Le tri médical n'est ni arithmétique ("il n'y aura pas de place pour tout le monde !") ni dogmatique ("on fait comme ça parce qu'on a des consignes qui valent pour tout le monde !") ni bureaucratique ("chacun son tour, les uns après les autres, ce n'est pas la peine de doubler !") ni démocratique ("tous égaux, tous à la même enseigne quel que soit le besoin de chacun !").

La priorité est à la gravité de la pathologie et à la pertinence du projet thérapeutique selon des critères collégiaux. Il n'est pas non plus figé dans le temps. Des personnes peuvent voir au fil des heures leur pronostic s'améliorer et inversement. Le tri médical est vivant tant que le malade reste en vie. Mais surtout, l'écueil des scénarios hypothético-catastrophiques est le côté numerus clausus de la situation pour reprendre l’expression de Frédérique Leichter-Flack. Le nombre de lit n'est pas définitif. Nous ne sommes pas en guerre : les moyens de communication ne sont pas coupés, les axes routiers et couloirs aériens restent libres. Ainsi des patients ont été et seront à nouveau transférés en Allemagne pour faire de la place. Ils ne seront pas euthanasiés comme dans le film Soylent green (Soleil vert) de Richard Fleischer sortie en 1973 et tiré du roman de Harry Harrisson Make Room! Make Room! (Faites de la place ! ).

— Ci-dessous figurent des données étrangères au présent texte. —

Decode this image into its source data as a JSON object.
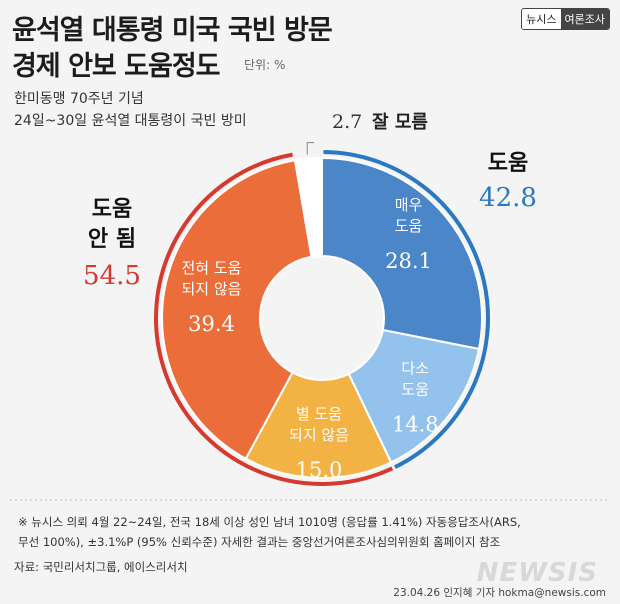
{
  "header": {
    "title_line1": "윤석열 대통령 미국 국빈 방문",
    "title_line2": "경제 안보 도움정도",
    "unit": "단위: %",
    "brand_left": "뉴시스",
    "brand_right": "여론조사",
    "subtitle_line1": "한미동맹 70주년 기념",
    "subtitle_line2": "24일~30일 윤석열 대통령이 국빈 방미"
  },
  "chart_data": {
    "type": "pie",
    "style": "donut",
    "slices": [
      {
        "label": "매우 도움",
        "label_lines": [
          "매우",
          "도움"
        ],
        "value": 28.1,
        "color": "#4a86c8"
      },
      {
        "label": "다소 도움",
        "label_lines": [
          "다소",
          "도움"
        ],
        "value": 14.8,
        "color": "#93c3ec"
      },
      {
        "label": "별 도움 되지 않음",
        "label_lines": [
          "별 도움",
          "되지 않음"
        ],
        "value": 15.0,
        "color": "#f3b244"
      },
      {
        "label": "전혀 도움 되지 않음",
        "label_lines": [
          "전혀 도움",
          "되지 않음"
        ],
        "value": 39.4,
        "color": "#ea6d3a"
      },
      {
        "label": "잘 모름",
        "value": 2.7,
        "color": "#ffffff"
      }
    ],
    "groups": [
      {
        "label": "도움",
        "value": 42.8,
        "color": "#2a78c0"
      },
      {
        "label_lines": [
          "도움",
          "안 됨"
        ],
        "value": 54.5,
        "color": "#d63a2f"
      }
    ],
    "dont_know": {
      "label": "잘 모름",
      "value": 2.7
    }
  },
  "footer": {
    "note_line1": "※ 뉴시스 의뢰 4월 22~24일, 전국 18세 이상 성인 남녀 1010명 (응답률 1.41%) 자동응답조사(ARS,",
    "note_line2": "무선 100%), ±3.1%P (95% 신뢰수준) 자세한 결과는 중앙선거여론조사심의위원회 홈페이지 참조",
    "source": "자료: 국민리서치그룹, 에이스리서치",
    "credit": "23.04.26 인지혜 기자 hokma@newsis.com",
    "logo": "NEWSIS"
  }
}
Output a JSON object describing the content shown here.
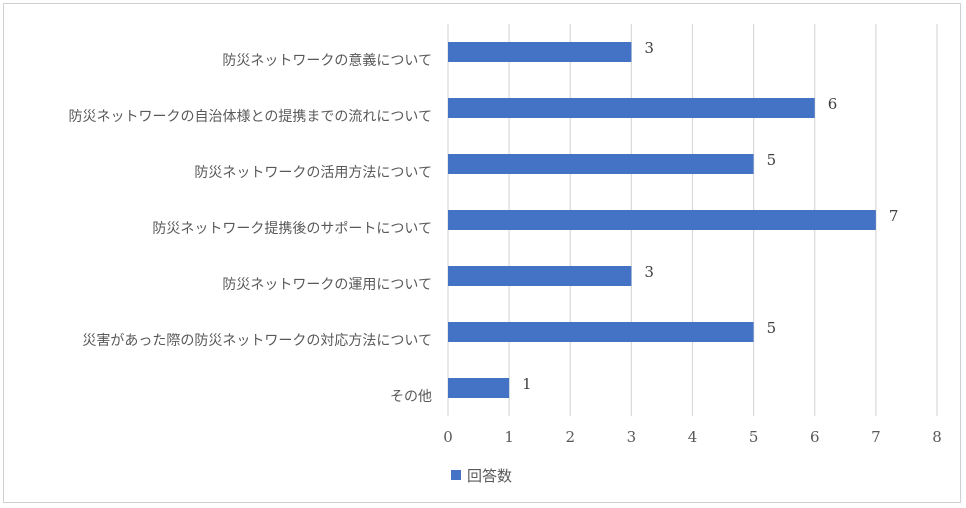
{
  "chart_data": {
    "type": "bar",
    "orientation": "horizontal",
    "categories": [
      "防災ネットワークの意義について",
      "防災ネットワークの自治体様との提携までの流れについて",
      "防災ネットワークの活用方法について",
      "防災ネットワーク提携後のサポートについて",
      "防災ネットワークの運用について",
      "災害があった際の防災ネットワークの対応方法について",
      "その他"
    ],
    "series": [
      {
        "name": "回答数",
        "values": [
          3,
          6,
          5,
          7,
          3,
          5,
          1
        ],
        "color": "#4472C4"
      }
    ],
    "xlim": [
      0,
      8
    ],
    "x_ticks": [
      "0",
      "1",
      "2",
      "3",
      "4",
      "5",
      "6",
      "7",
      "8"
    ],
    "grid": "vertical",
    "legend": "bottom"
  }
}
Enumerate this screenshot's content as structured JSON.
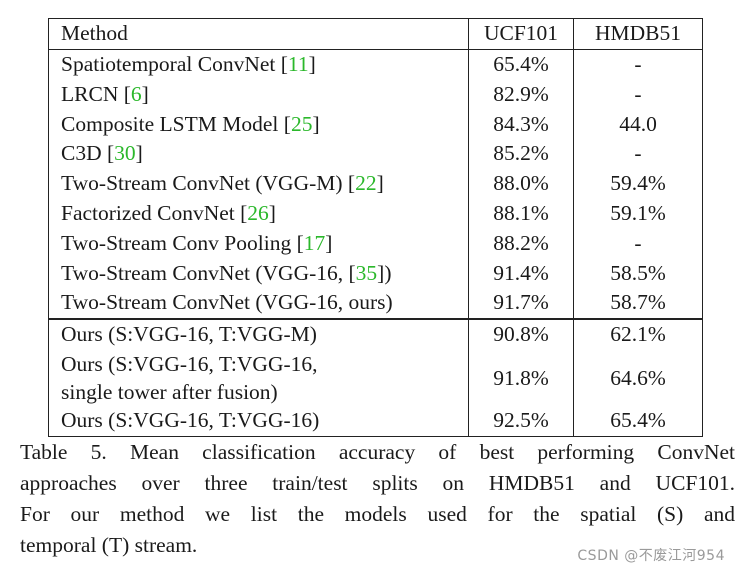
{
  "table": {
    "headers": {
      "method": "Method",
      "ucf": "UCF101",
      "hmdb": "HMDB51"
    },
    "rows": [
      {
        "method": "Spatiotemporal ConvNet",
        "ref": "11",
        "ucf": "65.4%",
        "hmdb": "-"
      },
      {
        "method": "LRCN",
        "ref": "6",
        "ucf": "82.9%",
        "hmdb": "-"
      },
      {
        "method": "Composite LSTM Model",
        "ref": "25",
        "ucf": "84.3%",
        "hmdb": "44.0"
      },
      {
        "method": "C3D",
        "ref": "30",
        "ucf": "85.2%",
        "hmdb": "-"
      },
      {
        "method": "Two-Stream ConvNet (VGG-M)",
        "ref": "22",
        "ucf": "88.0%",
        "hmdb": "59.4%"
      },
      {
        "method": "Factorized ConvNet",
        "ref": "26",
        "ucf": "88.1%",
        "hmdb": "59.1%"
      },
      {
        "method": "Two-Stream Conv Pooling",
        "ref": "17",
        "ucf": "88.2%",
        "hmdb": "-"
      },
      {
        "method_pre": "Two-Stream ConvNet (VGG-16, ",
        "ref": "35",
        "method_post": ")",
        "ucf": "91.4%",
        "hmdb": "58.5%"
      },
      {
        "method": "Two-Stream ConvNet (VGG-16, ours)",
        "ucf": "91.7%",
        "hmdb": "58.7%"
      }
    ],
    "ours": [
      {
        "method": "Ours (S:VGG-16, T:VGG-M)",
        "ucf": "90.8%",
        "hmdb": "62.1%"
      },
      {
        "method_line1": "Ours (S:VGG-16, T:VGG-16,",
        "method_line2": "single tower after fusion)",
        "ucf": "91.8%",
        "hmdb": "64.6%"
      },
      {
        "method": "Ours (S:VGG-16, T:VGG-16)",
        "ucf": "92.5%",
        "hmdb": "65.4%"
      }
    ]
  },
  "caption": {
    "line1": "Table 5. Mean classification accuracy of best performing ConvNet",
    "line2": "approaches over three train/test splits on HMDB51 and UCF101.",
    "line3": "For our method we list the models used for the spatial (S) and",
    "line4": "temporal (T) stream."
  },
  "watermark": "CSDN @不废江河954",
  "colors": {
    "citation": "#2bb82b",
    "text": "#1a1a1a"
  }
}
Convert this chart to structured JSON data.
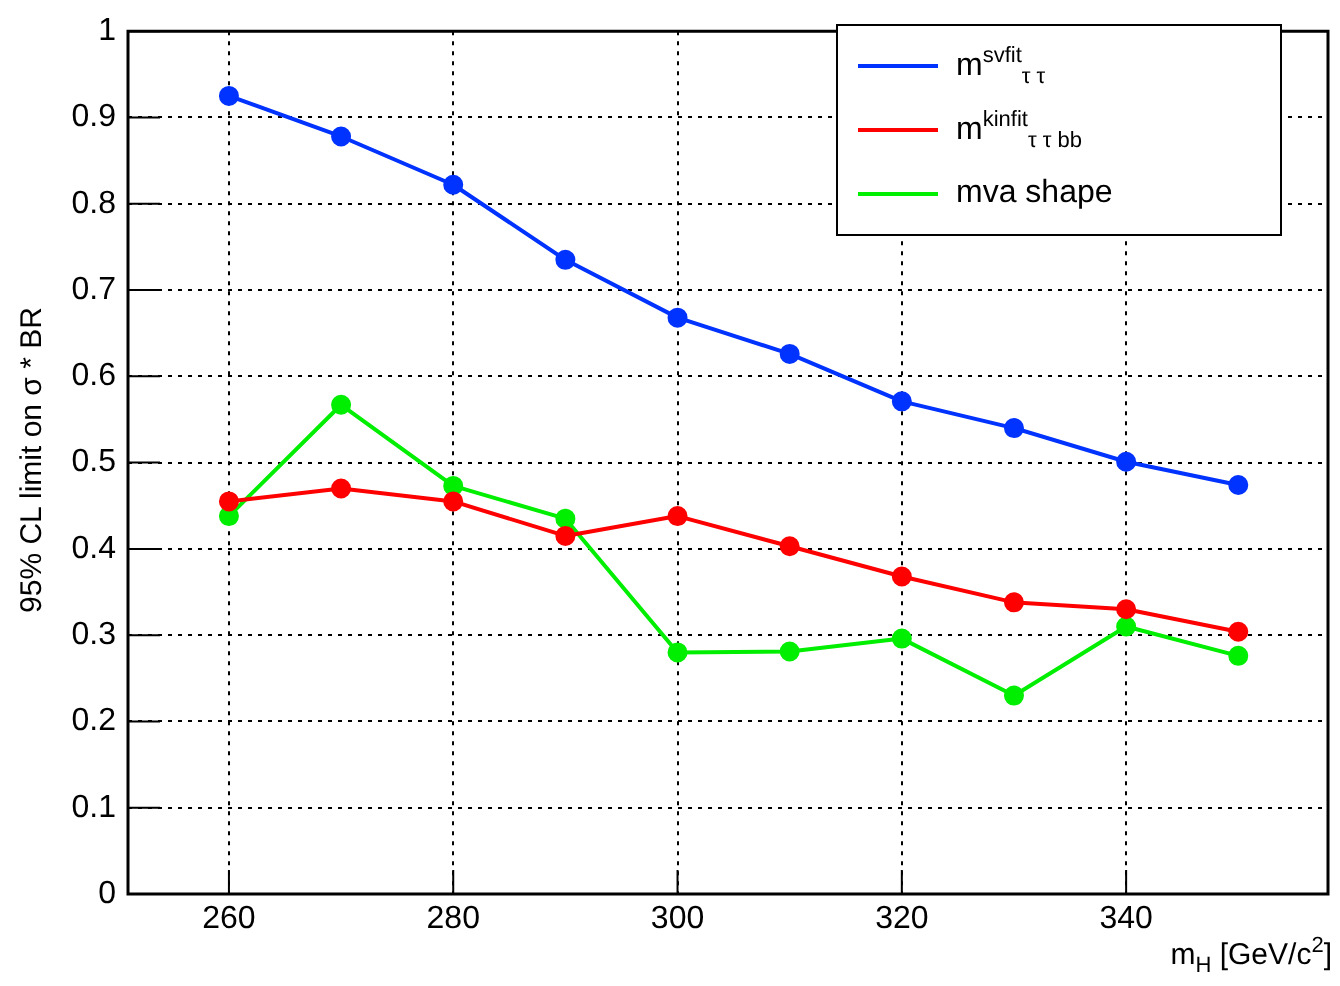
{
  "chart_data": {
    "type": "line",
    "xlabel": "m$_{H}$ [GeV/c$^{2}$]",
    "ylabel": "95% CL limit on σ * BR",
    "x": [
      260,
      270,
      280,
      290,
      300,
      310,
      320,
      330,
      340,
      350
    ],
    "series": [
      {
        "name": "m$^{svfit}$$_{τ τ}$",
        "color": "#0033ff",
        "values": [
          0.925,
          0.878,
          0.822,
          0.735,
          0.668,
          0.626,
          0.571,
          0.54,
          0.501,
          0.474
        ]
      },
      {
        "name": "m$^{kinfit}$$_{τ τ bb}$",
        "color": "#ff0000",
        "values": [
          0.455,
          0.47,
          0.455,
          0.415,
          0.438,
          0.403,
          0.368,
          0.338,
          0.33,
          0.304
        ]
      },
      {
        "name": "mva shape",
        "color": "#00ee00",
        "values": [
          0.438,
          0.567,
          0.473,
          0.435,
          0.28,
          0.281,
          0.296,
          0.23,
          0.31,
          0.276
        ]
      }
    ],
    "xlim": [
      251,
      358
    ],
    "xticks": [
      260,
      280,
      300,
      320,
      340
    ],
    "ylim": [
      0,
      1
    ],
    "yticks": [
      0,
      0.1,
      0.2,
      0.3,
      0.4,
      0.5,
      0.6,
      0.7,
      0.8,
      0.9,
      1
    ],
    "grid": true,
    "legend": "top right",
    "marker": "circle",
    "line_style": "solid"
  }
}
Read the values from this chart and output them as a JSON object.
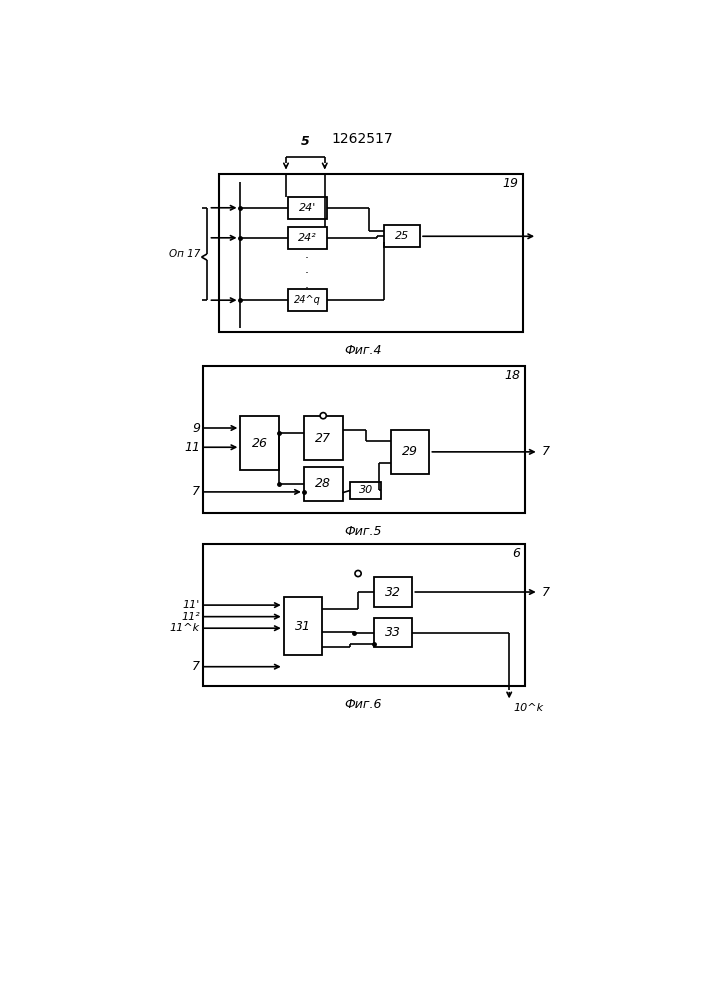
{
  "title": "1262517",
  "fig4_label": "Фиг.4",
  "fig5_label": "Фиг.5",
  "fig6_label": "Фиг.6",
  "bg_color": "#ffffff",
  "box_color": "#000000",
  "line_color": "#000000",
  "text_color": "#000000"
}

H. : Quel cadre préconisez-vous pour prendre cette décision ?

P. V. : Certes, les sociétés savantes ont proposé des recommandations de bonne pratique, mettent régulièrement à jour les connaissances sur la maladie nouvelle. La HAS en lien avec le Collège de la médecine générale et la Société de pneumologie de langue française publie un document relatif à la prise en charge à domicile des patients atteints de Covid-19 et requérant une oxygénothérapie traçant une ligne de partage entre deux profils de patients : ceux qui sortent d'hospitalisation et ceux qui ne sont pas (encore) hospitalisés.

L'éthique du tri médical ne relève pas du prêt-à-penser, elle demande du cousu-main pour se jouer au cas par cas.

Les guidelines, algorithmes, recommandations… si puissants et aidants soient-ils, ne se substituent pas à la décision médicale prise en pleine responsabilité. Aussi, cette décision est nécessairement pluridisciplinaire et c'est l'élément positif de la crise : le médecin n'est plus seul dans son coin pour jouer le sort du patient qu'il prend en charge. Le colloque n'est plus singulier. Des stratégies d'établissement sont décidées en amont lors de réunions de crise, elles sont partagées avec les ARS et épaulées le cas échéant. Les tactiques à hauteur d'homme, dites de terrain, font appel à plusieurs spécialités : réanimateurs, infectiologues, pneumologues, urgentistes, gériatres, etc."